Is your Alaska doctor as worried about coronavirus as you are? Maybe not.

Inlet View Elementary sixth grader Ilsa Robinson, second from left, at the Anchorage airport for a trip to Washington, D.C., Feb. 28. Her mother, Julie Robinson, an Anchorage doctor, said she didn’t have anxiety about sending her daughter on the trip despite coronavirus concerns. (Photo courtesy of Dr. Julie Robinson)

When Dr. Julie Robinson of Anchorage dropped her 11-year-old daughter at the airport for a class trip to Washington, D.C., last week, she made sure the group boarded the plane with a few extra items.

“I met the group at the airport with a bag of wet wipes and bottles of hand sanitizer,” Robinson said.

Robinson felt good about letting her daughter travel across the country. For her, it wasn’t a tough call. But at Arete Family Medicine in Anchorage, where she’s a family practice physician, many of her patients are anxiously grappling with similar decisions.

“Especially with spring break next week, we’re just getting a lot of questions about travel,” Robinson said.
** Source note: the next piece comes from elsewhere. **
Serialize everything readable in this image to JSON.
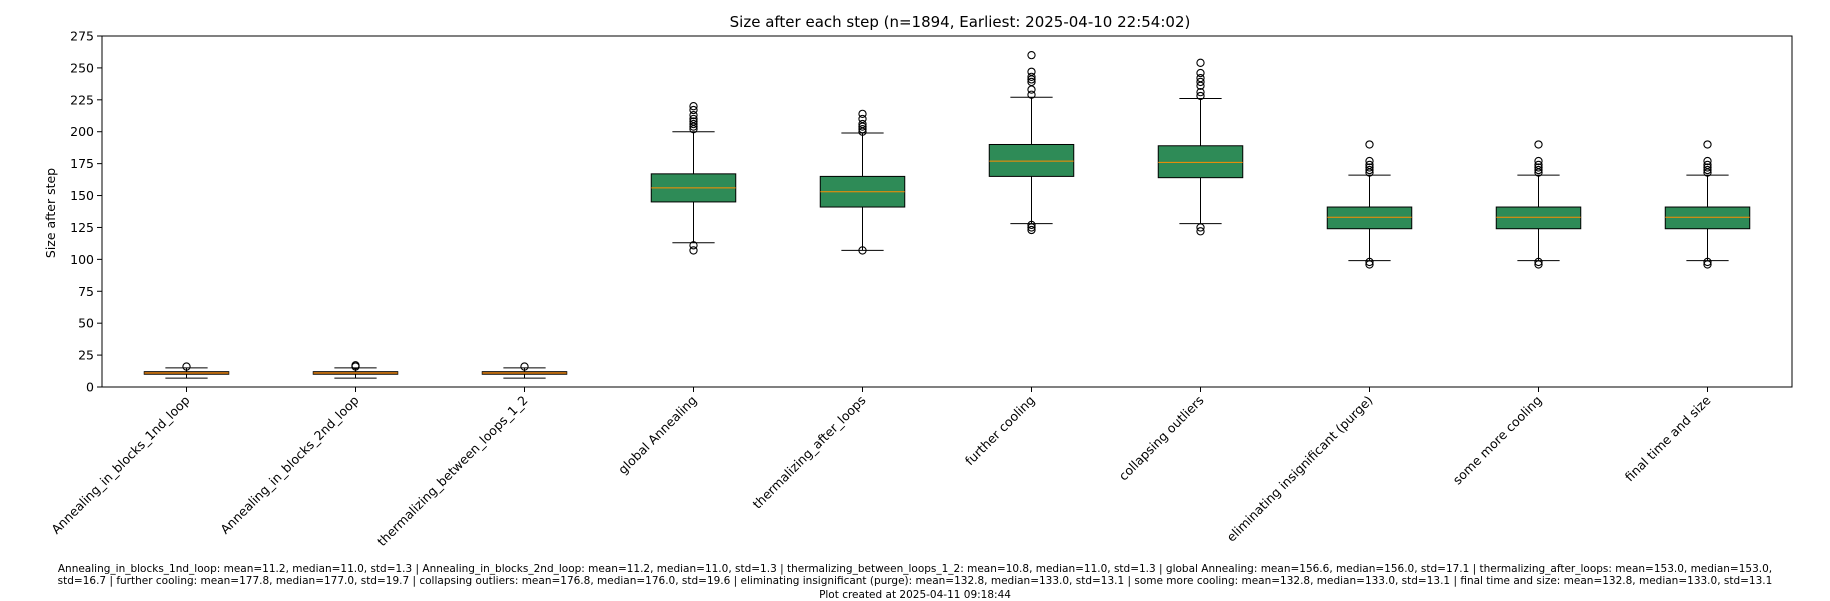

There are no confirmed cases of coronavirus in Alaska. The state is testing more patients every day and medical experts say the virus is likely to be discovered in the state soon. At local clinics and hospitals, doctors are fielding lots of questions. Many say they’re counseling patients to take COVID-19 seriously, but not to panic.

When addressing travel questions, Robinson tells each patient to think about their own health. Do they have chronic respiratory issues or another underlying health problem that could make them more susceptible to coronavirus, and more likely to contract severe symptoms if they do get the disease?

“And then also, do they have anxiety? A lot of patients who have underlying anxiety are really struggling with this decision about travel. And so if they’re otherwise a low-risk traveler, but they feel really anxious about it, that’s maybe a reason to stay home,” Robinson said.

For younger and healthy individuals, Robinson isn’t much more worried about coronavirus than she is about influenza, a more familiar virus that can be deadly for people in fragile health. She acknowledges there are a lot of unknowns. And she suspects Alaska cases will be confirmed soon, but tells her patients to be pragmatic.

Michelle Laufer, a pediatrician at Medical Park Pediatrics in Anchorage, gives similar advice.

“I don’t think we should walk around necessarily being worried,” she said. “For the most part we just need to be conscious about preventing illness and then caring for ourselves if we become ill.”

Laufer said the hardest part for most patients is that there’s still a lot of uncertainty surrounding the coronavirus. She said reliable data is limited.

“We know that it’s a virus, we know that it’s relatively transmissible and that it can cause severe illness and even death. But the numbers around that and risk of that — it’s just unclear at this point,” she said.

Laufer said she expects the virus is already in Alaska, but hasn’t yet been detected. Her biggest frustration is that the state doesn’t have more capacity to test. The state has capacity to conduct fewer than 200 tests and doesn’t know when the Centers for Disease Control and Prevention will ship more. Laufer expects private labs will be able to test for coronavirus soon, but said it’s unclear if insurance will cover the cost.

At Providence Hospital this week, the state approved testing for two intensive care patients who didn’t have a travel history, according to regional chief medical officer Michael Bernstein. He said both tests came back negative. Bernstein describes the level of worry in Anchorage over coronavirus as moderate, which he said is appropriate.

“My sense within our community, honestly, is that the sense of concern is probably about where it needs to be,” he said. “It’s enough to get us to do a lot of preparation.”

Bernstein said the Providence Health System has canceled all travel meetings for at least the next month to ensure there are enough workers to address coronavirus.

Bernstein asks people wash their hands, refrain from touching their face and to get a flu vaccine if they haven’t already.

Julie Robinson, the family practice doctor, adds that Alaskans should eat healthy and exercise. She said people also tend to underestimate the importance of getting a good night of sleep for warding off any illness.

Other than that, she said, it’s a waiting game.

“I think people need to take a big breath and try to relax and we’ll see what happens,” she said.